The fishing season in Yellowstone National Park opened yesterday, and this weather has us all wishing we could be on the Firehole River right now. Most of the water in our local Northeast corner is running high and muddy – lot of the mud in the Yellowstone River now is coming from the Lamar. You could likely find some fishable water on the Gardner and Soda Butte, otherwise the Firehole, Gibbon and Madison are about your best bet right now. Fishing in Yellowstone is something everyone needs to experience and we could get a really good season this year!
Runoff is just a natural part of the cycle of the Yellowstone River and we are glad to see that we actually might get one this year. Nothing to do but sit tight and wait for things to come back down. Once runoff is over in late June or early July we hit the ground running hard. Salmonflies aren’t too far away…

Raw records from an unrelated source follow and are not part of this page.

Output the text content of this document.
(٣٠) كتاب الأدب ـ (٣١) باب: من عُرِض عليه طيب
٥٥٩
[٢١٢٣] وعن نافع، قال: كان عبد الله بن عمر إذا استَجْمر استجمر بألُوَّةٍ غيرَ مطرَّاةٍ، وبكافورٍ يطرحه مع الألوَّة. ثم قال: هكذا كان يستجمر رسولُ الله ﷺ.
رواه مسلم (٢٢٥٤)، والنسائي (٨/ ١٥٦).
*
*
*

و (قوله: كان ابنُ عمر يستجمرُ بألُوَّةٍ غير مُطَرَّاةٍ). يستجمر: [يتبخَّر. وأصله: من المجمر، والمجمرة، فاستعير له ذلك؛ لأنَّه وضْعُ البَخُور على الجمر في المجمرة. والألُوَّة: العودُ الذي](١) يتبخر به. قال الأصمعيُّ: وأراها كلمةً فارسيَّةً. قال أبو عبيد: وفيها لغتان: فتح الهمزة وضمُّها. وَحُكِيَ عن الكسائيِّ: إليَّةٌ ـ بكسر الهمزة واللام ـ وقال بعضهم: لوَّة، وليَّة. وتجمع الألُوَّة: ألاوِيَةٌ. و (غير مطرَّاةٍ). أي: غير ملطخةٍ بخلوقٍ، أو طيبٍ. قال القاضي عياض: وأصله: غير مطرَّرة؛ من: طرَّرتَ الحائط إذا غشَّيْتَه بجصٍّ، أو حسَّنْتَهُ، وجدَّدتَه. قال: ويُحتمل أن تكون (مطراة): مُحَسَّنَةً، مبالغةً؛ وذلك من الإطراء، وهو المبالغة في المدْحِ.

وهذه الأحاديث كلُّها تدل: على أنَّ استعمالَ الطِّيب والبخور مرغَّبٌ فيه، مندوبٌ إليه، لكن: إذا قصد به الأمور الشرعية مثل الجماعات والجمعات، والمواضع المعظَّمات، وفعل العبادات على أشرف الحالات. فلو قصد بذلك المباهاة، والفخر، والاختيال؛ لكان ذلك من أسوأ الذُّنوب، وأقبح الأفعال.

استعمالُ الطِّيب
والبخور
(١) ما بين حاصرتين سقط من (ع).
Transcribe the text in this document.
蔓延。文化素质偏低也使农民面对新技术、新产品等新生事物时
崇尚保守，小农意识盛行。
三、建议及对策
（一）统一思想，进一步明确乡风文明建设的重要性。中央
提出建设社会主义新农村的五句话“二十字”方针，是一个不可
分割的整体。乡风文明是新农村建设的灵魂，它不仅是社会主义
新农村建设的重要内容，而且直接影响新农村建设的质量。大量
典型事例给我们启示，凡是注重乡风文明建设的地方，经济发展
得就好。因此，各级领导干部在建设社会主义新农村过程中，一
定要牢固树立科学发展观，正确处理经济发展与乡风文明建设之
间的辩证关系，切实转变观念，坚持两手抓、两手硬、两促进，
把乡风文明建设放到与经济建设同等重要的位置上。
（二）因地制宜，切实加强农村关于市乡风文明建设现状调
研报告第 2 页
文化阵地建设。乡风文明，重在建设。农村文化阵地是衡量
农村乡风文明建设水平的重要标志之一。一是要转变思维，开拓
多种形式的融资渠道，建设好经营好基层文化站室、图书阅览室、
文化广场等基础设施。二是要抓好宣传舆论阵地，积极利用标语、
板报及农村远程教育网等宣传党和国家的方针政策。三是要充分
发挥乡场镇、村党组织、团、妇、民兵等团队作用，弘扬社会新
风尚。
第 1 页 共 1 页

This weekend take a moment to think about the meaning of Memorial Day and those who have sacrificed to keep us free and able to pursue our passions. Be thankful for the rain too, it’s snowing up high and we’ll be ever so grateful come August. In the meantime, stop by the shop and tell us a fishing story!
Tight lines and have a great long weekend.
The park is open! Although many of the rivers are very muddy there is still fish to be found. Salmon flys on the firehole are possible as the warm water temps from the spings can cuase very early hatches. Make sure to know ur regulations in the park as many of the rivers such as the yellowstone are still closed in the park. For nymphing a subberlegs always seems to do the trick aswell as small BWO or Caddis nymphs.
Spring Creeks score a 4/5
The Spring Creeks are a great option now that many of the Bozeman area rivers are muddy. There are some midges and BWO’s out and fish have been rising. Caddis have been around all day long so when conditions are right an angler can find plenty of targets throughout the day. The cloudy days will produce the best action on the surface. For best success use flies such as WD-40, RS2s, Zebra Midges, Manhattan Midge, Tube Midge, Jujubee Flash Midge, sowbugs/scuds subsurface. When fish are rising try to identify if they are sipping midges, BWO’s or smacking caddis. The Baetis adults have been #18-#20 while the caddis are slightly larger at a #16-#18. Elk hair caddis or any caddis pattern with CDC will get the job done or a BWO cripple or comparadun. Long leaders and light tippet in Fluorocarbon can be a game changer for these fish, make sure you are well equipped to get technical on these trout if headed this way.